他放下磨石,归山剑在手中转了个圈,断刃指向瀑布的方向:“出剑时,剑身会发出雷暴般的轰鸣,这轰鸣不是寻常剑音,能直接震荡对手的识海。
你爹当年卡在这式上了,没能练成——
这也是九霄剑诀里最难的一式。”
苏灵儿握紧断剑,掌心能感觉到剑身上残留的雷力——
那是之前雷帝传承时,留在剑心里的馈赠。
“你比你爹幸运。”
顾长歌看着她的断剑,眼神复杂,“你有剑心通明,体内又有雷属性灵力。
没有雷力做引,就算练出剑音,也只是空响,震不动对手的识海分毫。
当年你爹就是因为缺了这道雷引,练到最后,剑音只能震碎石块,伤不了修士的神魂。”
苏灵儿抬头看向瀑布顶端,那里的冰柱在暮色中泛着冷光。
雷音……
以雷为音,震荡识海。这式不仅要剑法精湛,更要对雷力的掌控炉火纯青,稍有不慎,恐怕会先震伤自己的识海。
“很难吗?”
她轻声问,不是问顾长歌,更像是在问自己。
“难。”
顾长歌的回答很干脆,他用布擦去剑身上的磨痕,“但你爹当年说过,最难的剑招,往往藏着最狠的杀招。
雷音要是练成了,同境修士没人能挡——
识海被震乱的瞬间,就是他们的死期。”
苏灵儿低头看着断剑,剑刃上映出她的影子,那影子握着剑,眼神坚定。
她忽然想起父亲刻在石壁上的字,想起顾师叔说的“信任”,想起刚才与虚影同步刺出的那一剑。
难又如何?
从踏入药王谷的那天起,她练的每一式剑,走的每一步路,都在向着“难”字挑战。
“我会练成的。”
她轻声说,语气里没有丝毫犹豫。
冬至这天,东荒的雪下得格外凶。
子时刚过,雪粒子就裹着寒风砸下来,起初是细密的白砂,到丑时已变成鹅毛大雪,纷纷扬扬地塞满了天地间的缝隙。

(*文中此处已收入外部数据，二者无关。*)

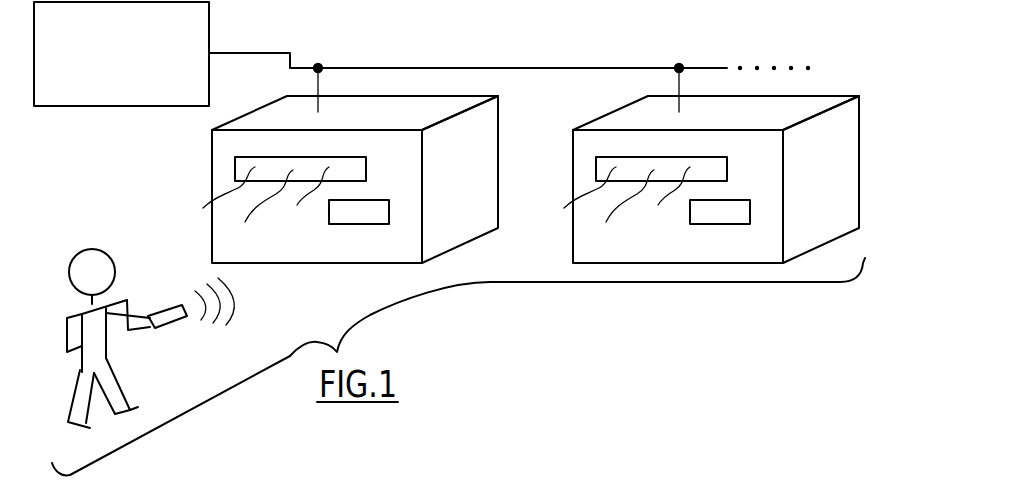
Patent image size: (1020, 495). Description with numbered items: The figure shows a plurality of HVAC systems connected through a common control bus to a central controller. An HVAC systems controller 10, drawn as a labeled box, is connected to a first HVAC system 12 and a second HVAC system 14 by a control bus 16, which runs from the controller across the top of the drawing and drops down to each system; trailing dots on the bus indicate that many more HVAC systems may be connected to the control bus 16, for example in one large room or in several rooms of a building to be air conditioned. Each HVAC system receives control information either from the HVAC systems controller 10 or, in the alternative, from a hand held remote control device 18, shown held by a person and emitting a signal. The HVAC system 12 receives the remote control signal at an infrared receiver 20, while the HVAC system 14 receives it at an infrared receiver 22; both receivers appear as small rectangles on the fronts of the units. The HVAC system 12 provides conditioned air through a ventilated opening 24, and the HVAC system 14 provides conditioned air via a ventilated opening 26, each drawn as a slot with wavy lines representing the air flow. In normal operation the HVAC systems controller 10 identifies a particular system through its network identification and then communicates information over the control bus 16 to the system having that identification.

The HVAC systems controller 10 is at (211, 24).
The HVAC system 12 is at (352, 179).
The HVAC system 14 is at (711, 179).
The control bus 16 is at (490, 66).
The hand held remote control device 18 is at (172, 326).
The infrared receiver 20 is at (348, 218).
The infrared receiver 22 is at (709, 218).
The ventilated opening 24 is at (240, 167).
The ventilated opening 26 is at (601, 167).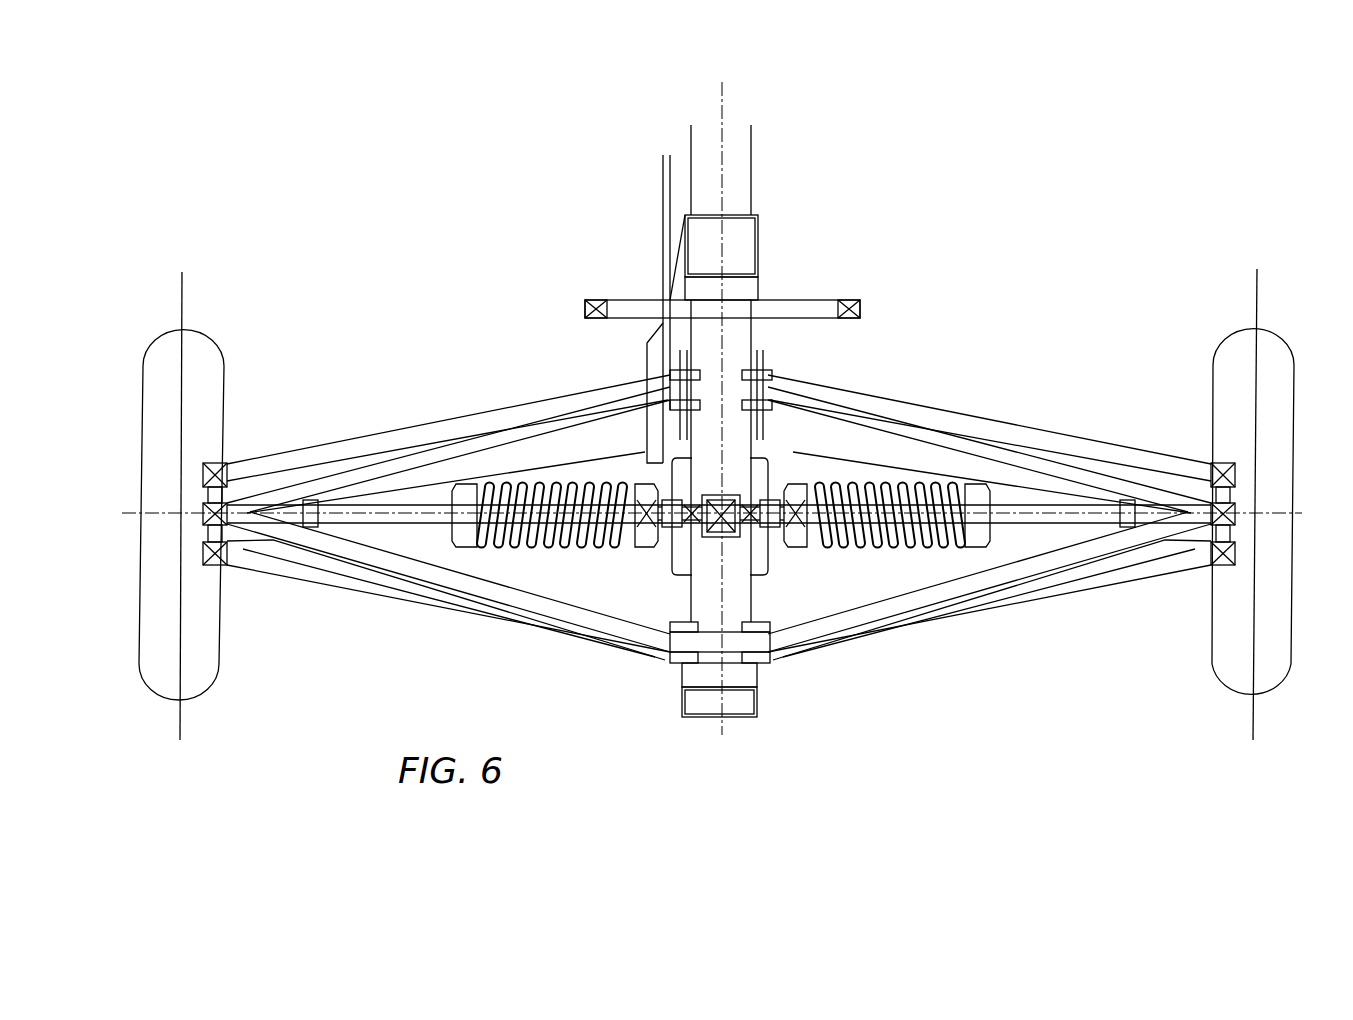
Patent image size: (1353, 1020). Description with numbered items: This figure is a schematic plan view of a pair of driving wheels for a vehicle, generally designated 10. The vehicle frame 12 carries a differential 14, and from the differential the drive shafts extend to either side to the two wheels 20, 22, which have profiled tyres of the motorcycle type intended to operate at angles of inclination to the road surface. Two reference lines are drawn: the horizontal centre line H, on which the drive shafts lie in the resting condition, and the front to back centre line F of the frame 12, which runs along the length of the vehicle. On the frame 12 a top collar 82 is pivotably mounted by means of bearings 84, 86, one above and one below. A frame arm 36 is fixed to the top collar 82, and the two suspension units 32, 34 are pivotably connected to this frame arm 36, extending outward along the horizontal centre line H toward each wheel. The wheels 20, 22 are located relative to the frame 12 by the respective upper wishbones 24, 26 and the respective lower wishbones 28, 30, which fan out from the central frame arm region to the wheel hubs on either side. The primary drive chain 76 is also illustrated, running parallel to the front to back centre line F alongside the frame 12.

The pair of driving wheels 10 is at (418, 124).
The vehicle frame 12 is at (738, 173).
The differential 14 is at (680, 553).
The wheel 20 is at (1272, 682).
The wheel 22 is at (163, 672).
The upper wishbone 24 is at (1034, 565).
The upper wishbone 26 is at (392, 565).
The lower wishbone 28 is at (1135, 573).
The lower wishbone 30 is at (303, 570).
The suspension unit 32 is at (892, 548).
The suspension unit 34 is at (565, 555).
The frame arm 36 is at (740, 494).
The primary drive chain 76 is at (660, 207).
The top collar 82 is at (702, 592).
The bearing 84 is at (750, 289).
The bearing 86 is at (748, 676).
The front to back centre line F is at (723, 90).
The horizontal centre line H is at (1300, 515).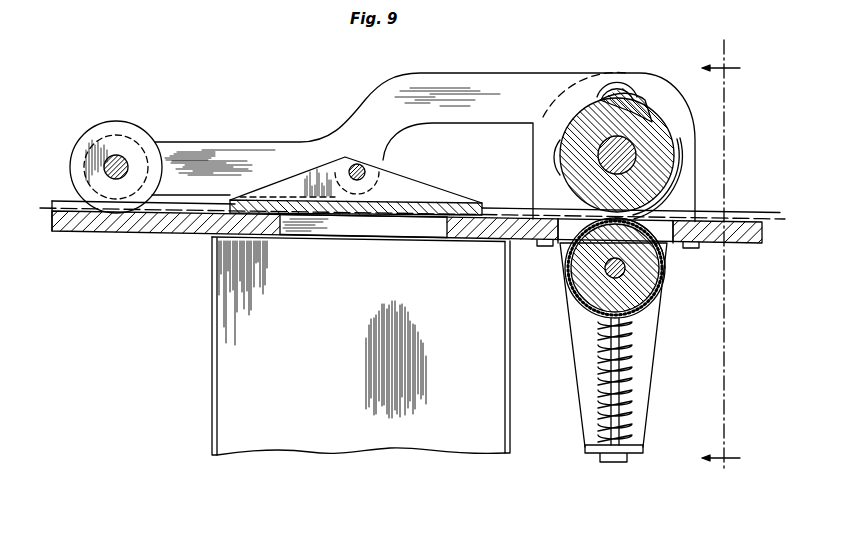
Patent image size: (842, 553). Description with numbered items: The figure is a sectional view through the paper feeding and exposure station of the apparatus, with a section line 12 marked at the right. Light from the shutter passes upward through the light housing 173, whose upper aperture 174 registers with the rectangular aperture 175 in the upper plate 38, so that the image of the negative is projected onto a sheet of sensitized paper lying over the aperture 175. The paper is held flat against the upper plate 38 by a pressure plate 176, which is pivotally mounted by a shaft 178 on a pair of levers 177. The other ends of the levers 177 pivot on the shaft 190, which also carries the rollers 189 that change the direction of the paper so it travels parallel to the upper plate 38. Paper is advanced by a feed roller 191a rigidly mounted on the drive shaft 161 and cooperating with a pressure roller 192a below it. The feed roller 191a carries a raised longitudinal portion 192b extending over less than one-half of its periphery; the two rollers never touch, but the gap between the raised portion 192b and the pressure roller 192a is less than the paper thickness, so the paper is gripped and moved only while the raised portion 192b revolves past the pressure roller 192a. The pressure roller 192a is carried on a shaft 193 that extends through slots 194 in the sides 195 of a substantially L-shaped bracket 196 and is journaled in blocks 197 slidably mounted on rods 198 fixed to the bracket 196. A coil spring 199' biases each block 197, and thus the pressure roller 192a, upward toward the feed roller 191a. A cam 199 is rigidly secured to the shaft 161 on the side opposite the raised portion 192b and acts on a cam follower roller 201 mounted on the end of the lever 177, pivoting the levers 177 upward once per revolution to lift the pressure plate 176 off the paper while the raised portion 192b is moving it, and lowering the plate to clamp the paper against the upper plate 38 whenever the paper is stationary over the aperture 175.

The section line 12- 12 is at (732, 257).
The upper plate 38 is at (140, 234).
The drive shaft 161 is at (603, 168).
The light housing 173 is at (212, 350).
The upper aperture 174 is at (345, 238).
The rectangular aperture 175 is at (420, 233).
The pressure plate 176 is at (412, 203).
The levers 177 is at (358, 108).
The shaft 178 is at (358, 164).
The rollers 189 is at (92, 142).
The shaft 190 is at (120, 160).
The feed roller 191a is at (645, 120).
The pressure roller 192a is at (660, 276).
The raised longitudinal portion 192b is at (556, 150).
The shaft 193 is at (605, 276).
The slots 194 is at (568, 268).
The sides 195 is at (664, 318).
The L-shaped bracket 196 is at (652, 418).
The blocks 197 is at (662, 292).
The rods 198 is at (628, 343).
The cam 199 is at (681, 178).
The coil springs 199' is at (647, 382).
The cam follower roller 201 is at (620, 76).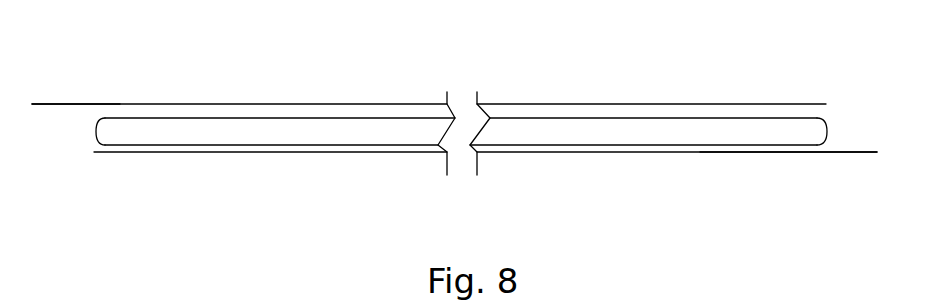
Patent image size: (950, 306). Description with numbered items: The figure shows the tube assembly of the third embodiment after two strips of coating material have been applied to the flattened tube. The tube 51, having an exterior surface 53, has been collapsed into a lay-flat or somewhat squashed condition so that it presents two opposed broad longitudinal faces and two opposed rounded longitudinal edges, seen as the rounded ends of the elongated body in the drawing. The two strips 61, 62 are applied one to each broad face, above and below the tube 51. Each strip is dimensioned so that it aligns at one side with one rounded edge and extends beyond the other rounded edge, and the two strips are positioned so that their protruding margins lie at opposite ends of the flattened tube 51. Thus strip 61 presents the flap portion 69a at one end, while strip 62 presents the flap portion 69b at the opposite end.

The tube 51 is at (590, 118).
The exterior surface 53 is at (550, 145).
The first strip 61 is at (260, 103).
The second strip 62 is at (267, 153).
The flap portion 69a is at (48, 103).
The flap portion 69b is at (865, 153).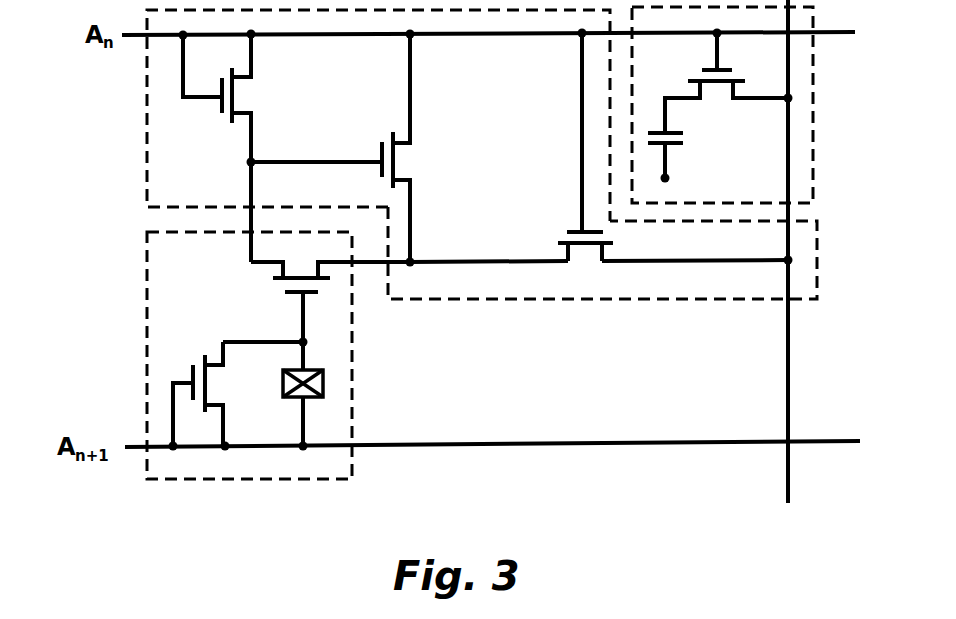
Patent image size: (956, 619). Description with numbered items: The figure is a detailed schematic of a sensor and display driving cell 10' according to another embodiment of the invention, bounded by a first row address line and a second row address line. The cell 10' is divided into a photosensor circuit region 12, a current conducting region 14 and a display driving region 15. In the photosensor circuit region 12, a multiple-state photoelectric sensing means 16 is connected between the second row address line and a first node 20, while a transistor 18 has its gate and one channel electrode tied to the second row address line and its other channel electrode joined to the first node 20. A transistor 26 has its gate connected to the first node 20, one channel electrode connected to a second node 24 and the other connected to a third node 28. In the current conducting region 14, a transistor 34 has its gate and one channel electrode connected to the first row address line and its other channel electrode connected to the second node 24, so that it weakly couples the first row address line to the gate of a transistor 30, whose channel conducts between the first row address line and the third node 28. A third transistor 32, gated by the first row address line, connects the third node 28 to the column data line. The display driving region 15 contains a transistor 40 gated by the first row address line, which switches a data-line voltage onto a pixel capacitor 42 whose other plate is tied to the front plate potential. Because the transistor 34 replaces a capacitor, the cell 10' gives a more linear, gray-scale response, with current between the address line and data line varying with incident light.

The cell 10' is at (326, 115).
The photosensor circuit region 12 is at (146, 288).
The current conducting region 14 is at (553, 300).
The display driving region 15 is at (816, 118).
The photoelectric sensing means 16 is at (325, 378).
The transistor 18 is at (190, 380).
The first node 20 is at (310, 341).
The second node 24 is at (253, 160).
The transistor 26 is at (272, 275).
The third node 28 is at (415, 258).
The transistor 30 is at (405, 177).
The third transistor 32 is at (572, 229).
The transistor 34 is at (245, 107).
The transistor 40 is at (702, 74).
The capacitor 42 is at (680, 131).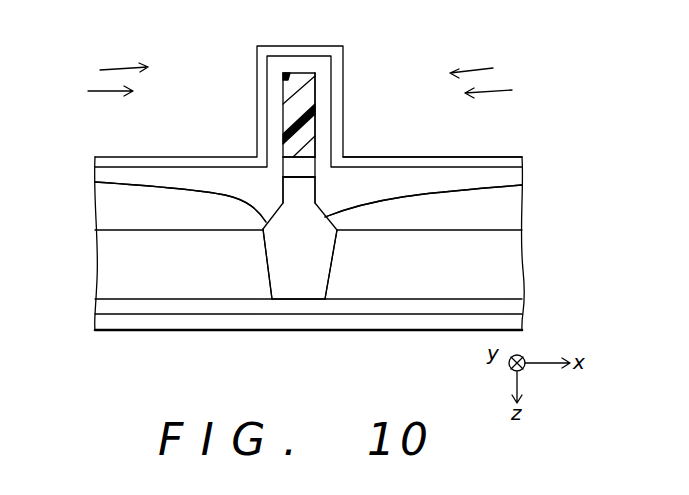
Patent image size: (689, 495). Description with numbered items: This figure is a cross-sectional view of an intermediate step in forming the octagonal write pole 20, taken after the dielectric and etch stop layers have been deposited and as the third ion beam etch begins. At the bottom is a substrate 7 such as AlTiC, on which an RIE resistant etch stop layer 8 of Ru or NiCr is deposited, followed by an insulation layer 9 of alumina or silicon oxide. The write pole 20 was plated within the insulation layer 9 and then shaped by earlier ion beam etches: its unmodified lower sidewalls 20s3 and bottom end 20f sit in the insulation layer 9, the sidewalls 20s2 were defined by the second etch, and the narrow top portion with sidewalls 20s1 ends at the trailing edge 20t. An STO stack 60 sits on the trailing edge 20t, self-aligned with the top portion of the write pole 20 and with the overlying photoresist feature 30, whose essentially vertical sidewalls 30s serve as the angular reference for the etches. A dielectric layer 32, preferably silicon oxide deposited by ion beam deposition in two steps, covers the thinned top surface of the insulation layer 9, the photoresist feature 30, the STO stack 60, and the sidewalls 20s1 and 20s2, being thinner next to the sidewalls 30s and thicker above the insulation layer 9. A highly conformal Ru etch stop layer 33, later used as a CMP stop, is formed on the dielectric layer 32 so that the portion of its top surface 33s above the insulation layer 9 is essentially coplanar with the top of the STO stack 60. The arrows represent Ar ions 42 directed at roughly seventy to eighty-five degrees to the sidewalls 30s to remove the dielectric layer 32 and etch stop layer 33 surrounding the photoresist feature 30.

The substrate 7 is at (510, 325).
The etch stop layer 8 is at (510, 305).
The insulation layer 9 is at (110, 277).
The write pole 20 is at (285, 283).
The bottom end of main pole 20f is at (313, 292).
The sidewalls of top portion of write pole 20s1 is at (283, 190).
The sidewalls 20s2 is at (95, 182).
The sidewalls 20s3 is at (267, 273).
The trailing edge 20t is at (308, 177).
The photoresist feature 30 is at (292, 90).
The sidewalls of photoresist feature 30s is at (315, 98).
The dielectric layer 32 is at (110, 205).
The etch stop layer 33 is at (95, 161).
The top surface of etch stop layer 33s is at (497, 157).
The Ar ions 42 is at (302, 81).
The STO stack 60 is at (290, 168).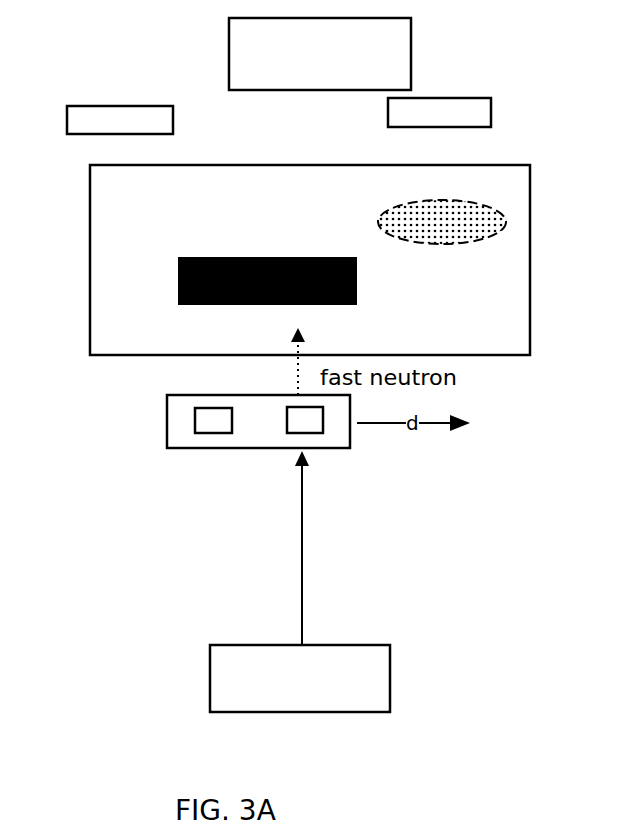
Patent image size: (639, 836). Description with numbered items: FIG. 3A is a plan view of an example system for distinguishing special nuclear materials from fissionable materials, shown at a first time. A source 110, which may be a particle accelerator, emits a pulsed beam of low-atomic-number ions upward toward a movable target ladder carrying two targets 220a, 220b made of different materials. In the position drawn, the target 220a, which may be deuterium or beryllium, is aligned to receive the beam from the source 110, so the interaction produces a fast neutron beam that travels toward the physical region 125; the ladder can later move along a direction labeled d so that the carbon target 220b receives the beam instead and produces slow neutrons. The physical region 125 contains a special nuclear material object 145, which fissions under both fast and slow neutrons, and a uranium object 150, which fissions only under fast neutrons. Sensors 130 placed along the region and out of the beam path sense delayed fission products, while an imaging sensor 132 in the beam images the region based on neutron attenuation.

The imaging sensor 132 is at (320, 54).
The sensor 130 is at (279, 116).
The physical region 125 is at (525, 148).
The special nuclear material object 145 is at (192, 256).
The uranium 238 object 150 is at (404, 210).
The target 220a is at (210, 421).
The target 220b is at (305, 421).
The source 110 is at (300, 678).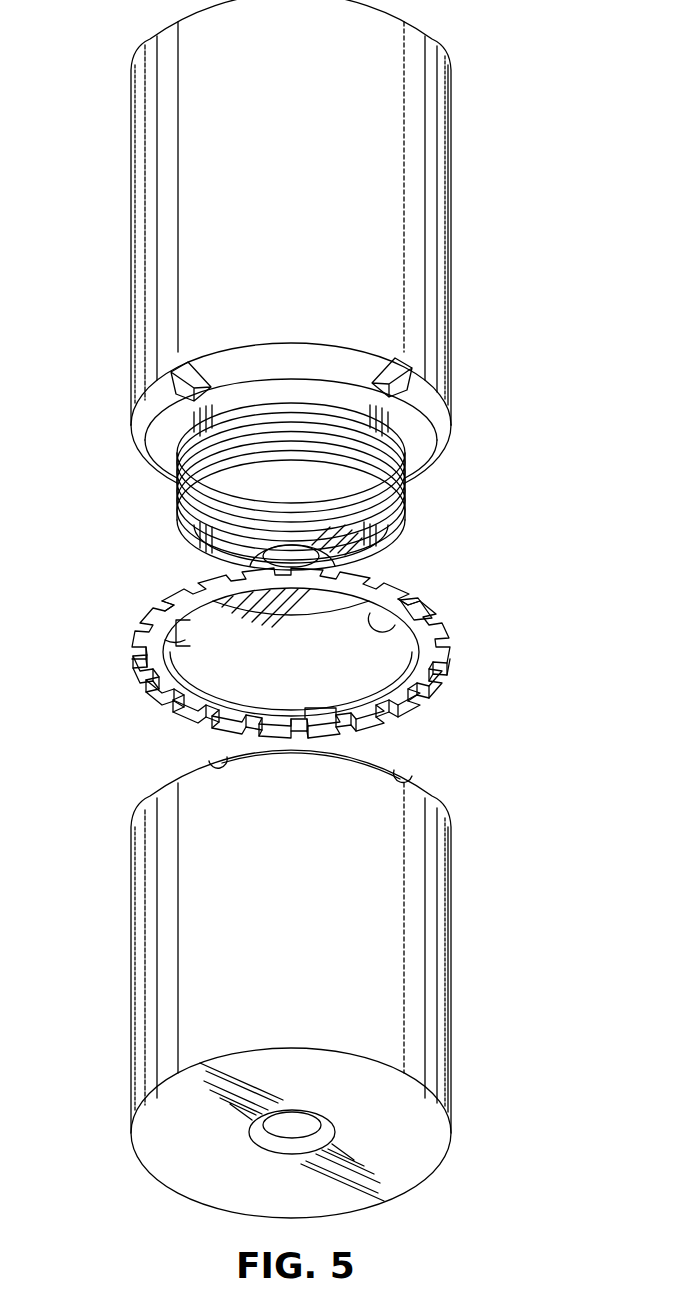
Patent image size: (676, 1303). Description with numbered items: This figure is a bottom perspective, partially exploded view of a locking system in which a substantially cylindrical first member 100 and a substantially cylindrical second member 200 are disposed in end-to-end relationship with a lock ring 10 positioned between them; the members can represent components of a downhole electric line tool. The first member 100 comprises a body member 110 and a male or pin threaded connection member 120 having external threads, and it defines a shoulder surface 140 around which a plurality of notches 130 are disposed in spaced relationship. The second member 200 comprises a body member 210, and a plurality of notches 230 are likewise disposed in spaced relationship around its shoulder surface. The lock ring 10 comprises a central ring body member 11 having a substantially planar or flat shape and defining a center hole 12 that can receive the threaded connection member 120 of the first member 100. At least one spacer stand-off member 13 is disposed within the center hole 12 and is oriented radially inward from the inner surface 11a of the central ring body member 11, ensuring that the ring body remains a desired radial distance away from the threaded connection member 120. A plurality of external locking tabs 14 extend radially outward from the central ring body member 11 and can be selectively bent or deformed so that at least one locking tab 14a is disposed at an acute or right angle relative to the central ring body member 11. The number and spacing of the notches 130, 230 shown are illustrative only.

The lock ring 10 is at (460, 653).
The central ring body member 11 is at (258, 718).
The inner surface 11a is at (193, 608).
The center hole 12 is at (393, 638).
The spacer stand-off member 13 is at (188, 637).
The external locking tabs 14 is at (137, 654).
The locking tab 14a is at (177, 590).
The first member 100 is at (458, 247).
The body member 110 is at (172, 221).
The threaded connection member 120 is at (383, 491).
The notches 130 is at (189, 369).
The shoulder surface 140 is at (302, 375).
The second member 200 is at (458, 998).
The body member 210 is at (183, 900).
The notches 230 is at (217, 763).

药王谷的瀑布彻底冻住了,三十丈高的冰柱像块被老天爷嵌在崖壁上的水晶,寒铁粉混在冰层里,折射出一层暗银色的冷光,连月光落在上面都要被割成碎片。
谷口的山道早被积雪封死,齐腰深的雪地里,只有几只山鸟留下的爪印,很快又被新雪填满。
崖壁上,苏远山当年刻的“活下去”三个字被冰棱遮了大半,冰棱像倒悬的獠牙,把那行字啃得支离破碎。
只有最底下,苏灵儿刻的几个字还露在外面——
“归”“影”“雷”,每个字都刻得极深,雪沫填不满刻痕,反倒让那几笔锋芒更显凌厉。
苏灵儿站在石壁前,断剑已经出鞘。青灰色的剑刃上凝着层薄霜,映出她眼底的光。